NAACP executive director Benjamin Chavis' current entanglement over the alleged use of NAACP funds to avoid a sex harassment and sexual discrimination lawsuit is just the latest controversy for the 85-year-old organization.
In 1934, the NAACP board forced out W. E. B. DuBois, one of its founders, as the editor of its magazine, The Crisis, and director of publications, for being more militant than the group wished. There was a real fear that the move would splinter the group and keep it from being a force in the civil rights struggle.
That didn't happen. And it hasn't happened as a result of any of the other controversies that have battered the organization.
That's one reason why I think the pundits currently citing the Chavis issue -- possibly the NAACP's most serious challenge to date -- as a sign of the group's eminent demise are likely wrong.
the past, after each controversy the NAACP has refocused on its mission to fight discrimination and improve conditions for black Americans. That apparently has helped its members overcome tears in the fabric of unity and regroup to fight for justice.
Even at its inception, there was much infighting among NAACP members. In the DuBois case, some NAACP founders were reluctant to invite him to join the founding board. DuBois was controversial even then for his scathing criticism of the great accommodationist, Booker T. Washington, according to DuBois biographer, David Levering Lewis.
Civil rights leaders outside the NAACP also have had run-ins with the group.

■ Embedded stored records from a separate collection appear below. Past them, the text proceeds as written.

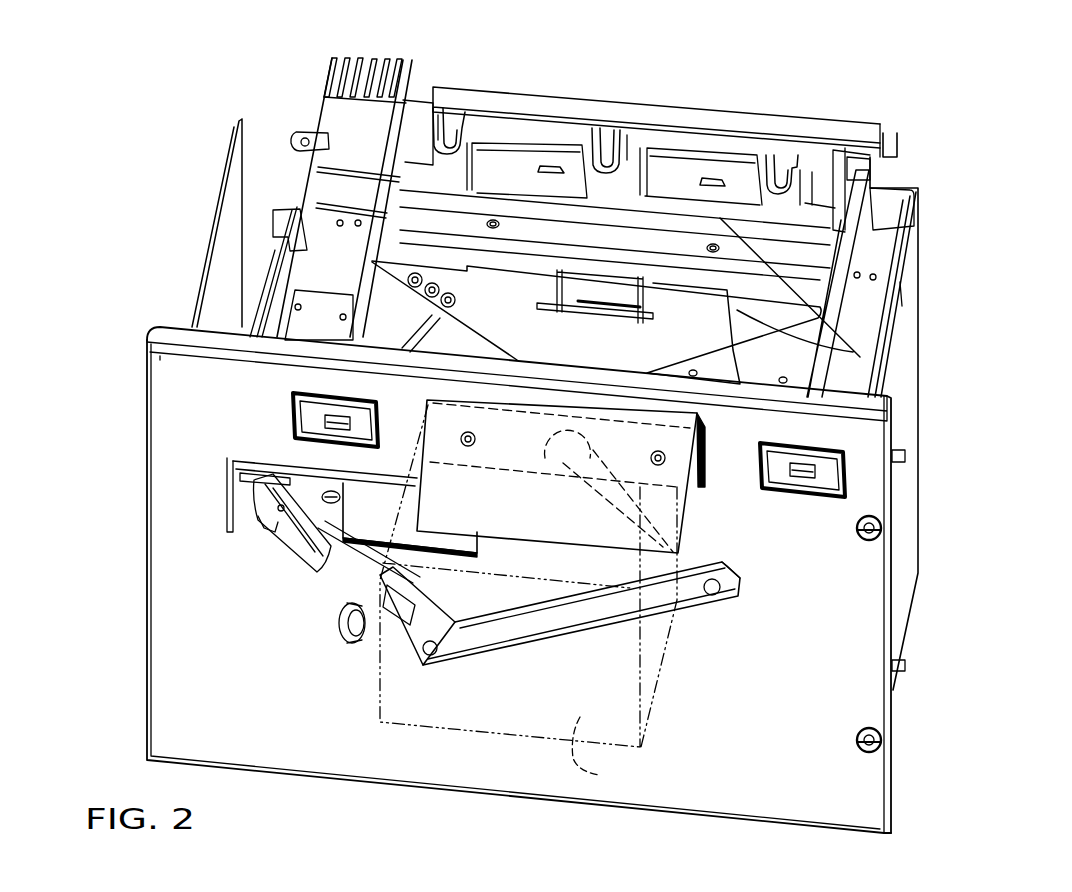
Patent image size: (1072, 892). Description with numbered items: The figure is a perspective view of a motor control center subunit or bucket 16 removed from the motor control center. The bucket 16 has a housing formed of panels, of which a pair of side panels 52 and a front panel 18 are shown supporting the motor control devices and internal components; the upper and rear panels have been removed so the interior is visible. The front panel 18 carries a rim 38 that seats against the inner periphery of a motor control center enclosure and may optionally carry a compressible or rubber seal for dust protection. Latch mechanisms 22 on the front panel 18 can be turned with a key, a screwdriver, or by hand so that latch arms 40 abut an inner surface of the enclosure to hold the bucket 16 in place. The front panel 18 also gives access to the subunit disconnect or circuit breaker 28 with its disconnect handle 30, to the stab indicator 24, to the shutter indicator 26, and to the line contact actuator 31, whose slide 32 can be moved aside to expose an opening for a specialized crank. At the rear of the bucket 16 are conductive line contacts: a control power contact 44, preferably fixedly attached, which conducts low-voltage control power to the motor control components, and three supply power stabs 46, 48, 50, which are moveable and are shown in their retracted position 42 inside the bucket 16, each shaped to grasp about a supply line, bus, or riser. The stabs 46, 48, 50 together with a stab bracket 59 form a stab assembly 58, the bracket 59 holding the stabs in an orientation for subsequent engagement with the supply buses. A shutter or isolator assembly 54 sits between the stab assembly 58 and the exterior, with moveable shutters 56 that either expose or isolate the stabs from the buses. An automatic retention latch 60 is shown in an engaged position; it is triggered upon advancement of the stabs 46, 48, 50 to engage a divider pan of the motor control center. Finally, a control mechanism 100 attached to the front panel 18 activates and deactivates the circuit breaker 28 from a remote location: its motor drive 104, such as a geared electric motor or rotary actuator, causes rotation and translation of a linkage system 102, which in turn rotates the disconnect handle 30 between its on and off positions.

The bucket 16 is at (992, 347).
The front panel 18 is at (780, 743).
The latch mechanisms 22 is at (873, 543).
The stab indicator 24 is at (310, 417).
The shutter indicator 26 is at (827, 477).
The subunit disconnect 28 is at (397, 478).
The subunit disconnect handle 30 is at (297, 550).
The line contact actuator 31 is at (558, 558).
The slide 32 is at (707, 457).
The rim 38 is at (557, 514).
The latch arms 40 is at (903, 450).
The retracted position 42 is at (640, 159).
The control power contact 44 is at (417, 50).
The supply power stab 46 is at (460, 160).
The supply power stab 48 is at (630, 177).
The supply power stab 50 is at (800, 187).
The side panels 52 is at (225, 188).
The isolator assembly 54 is at (580, 131).
The moveable shutters 56 is at (550, 165).
The stab assembly 58 is at (830, 253).
The stab bracket 59 is at (862, 352).
The automatic retention latch 60 is at (653, 291).
The control mechanism 100 is at (606, 777).
The linkage system 102 is at (712, 626).
The motor drive 104 is at (569, 450).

Martin Luther King Jr. was at times wary of NAACP leaders. When King began his mass demonstrations in the South some in the NAACP accused him of having a messiah complex. In the late '50s and early '60s, the older NAACP establishment wanted to address injustices through the courts, not on the streets. "I have seen efforts on the part of NAACP officials to sabotage our humble efforts," King told a loyalist, according to King biographer, David Garrow, in "Bearing the Cross."
Baltimore's Thurgood Marshall, leader of the NAACP's Legal Defense Fund for many years and eventually the first black U.S. Supreme Court justice, is said to have quipped at one time that the organization should be renamed the National Association for the Advancement of "Certain" Colored People. That was an apparent reference to the NAACP's tendency to favor conservative establishment types.